Martyrs and Migrants: Coptic Christians and the Persecution Politics of US Empire
A Crown Seminar with Candace Lukasik
January 22, 2025
A recording of this Seminar is available to watch on our YouTube channel.
Coptic Orthodox Christians are the largest and among the oldest Christian communities in the Middle East. Recent ISIS-linked attacks on Copts have drawn global attention, prompting U.S. politicians, think tanks, and NGOs to focus on “saving” these Middle Eastern Christians from Muslims. In this Crown Seminar, Candace Lukasik, in conversation with Zainab Saleh, will explore the impact of American perceptions of global Christian persecution on Coptic collective memory of martyrdom.
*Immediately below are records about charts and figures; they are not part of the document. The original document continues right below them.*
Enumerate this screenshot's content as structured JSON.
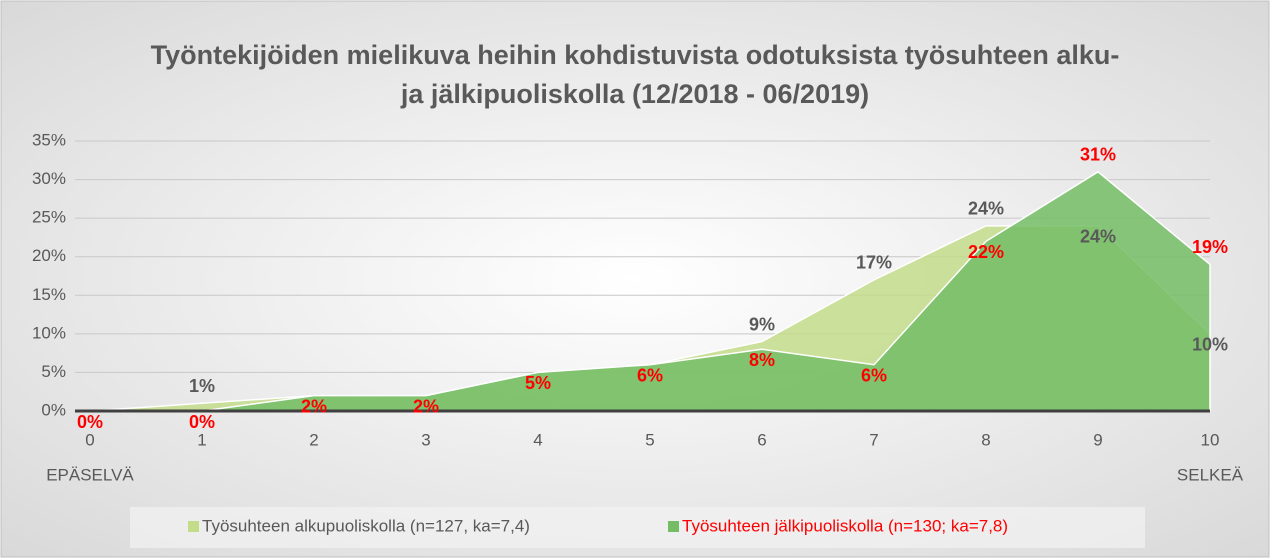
{
  "chart_data": {
    "type": "area",
    "title": "Työntekijöiden mielikuva heihin kohdistuvista odotuksista työsuhteen alku- ja jälkipuoliskolla (12/2018 - 06/2019)",
    "x": [
      0,
      1,
      2,
      3,
      4,
      5,
      6,
      7,
      8,
      9,
      10
    ],
    "xlim": [
      0,
      10
    ],
    "xticks": [
      0,
      1,
      2,
      3,
      4,
      5,
      6,
      7,
      8,
      9,
      10
    ],
    "annotations": [
      "EPÄSELVÄ",
      "SELKEÄ"
    ],
    "ylim": [
      0,
      35
    ],
    "yticks": [
      {
        "value": 0,
        "label": "0%"
      },
      {
        "value": 5,
        "label": "5%"
      },
      {
        "value": 10,
        "label": "10%"
      },
      {
        "value": 15,
        "label": "15%"
      },
      {
        "value": 20,
        "label": "20%"
      },
      {
        "value": 25,
        "label": "25%"
      },
      {
        "value": 30,
        "label": "30%"
      },
      {
        "value": 35,
        "label": "35%"
      }
    ],
    "grid": true,
    "legend": "bottom",
    "series": [
      {
        "name": "Työsuhteen alkupuoliskolla (n=127, ka=7,4)",
        "color": "#c3dc8a",
        "label_color": "#595959",
        "values": [
          0,
          1,
          2,
          2,
          5,
          6,
          9,
          17,
          24,
          24,
          10
        ],
        "value_labels": [
          null,
          "1%",
          null,
          null,
          null,
          null,
          "9%",
          "17%",
          "24%",
          "24%",
          "10%"
        ]
      },
      {
        "name": "Työsuhteen jälkipuoliskolla (n=130; ka=7,8)",
        "color": "#74bd66",
        "label_color": "#ff0000",
        "values": [
          0,
          0,
          2,
          2,
          5,
          6,
          8,
          6,
          22,
          31,
          19
        ],
        "value_labels": [
          "0%",
          "0%",
          "2%",
          "2%",
          "5%",
          "6%",
          "8%",
          "6%",
          "22%",
          "31%",
          "19%"
        ]
      }
    ]
  }
}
Drawing from her forthcoming book, Martyrs and Migrants: Coptic Christians and the Persecution Politics of US Empire (NYU Press, 2025), Lukasik will analyze how the interaction between American conservatives and Copts has shaped a new kind of Christian kinship in blood, marked by both glorification and racialization.
Candace Lukasik is Assistant Professor of Religion and affiliated with Anthropology and Middle Eastern Cultures at Mississippi State University and Faculty Leave Fellow at the Crown Center.
Zainab Saleh is Associate Professor of Anthropology and the Koshland Director of John B. Hurford ’60 Center for the Arts and Humanities at Haverford College.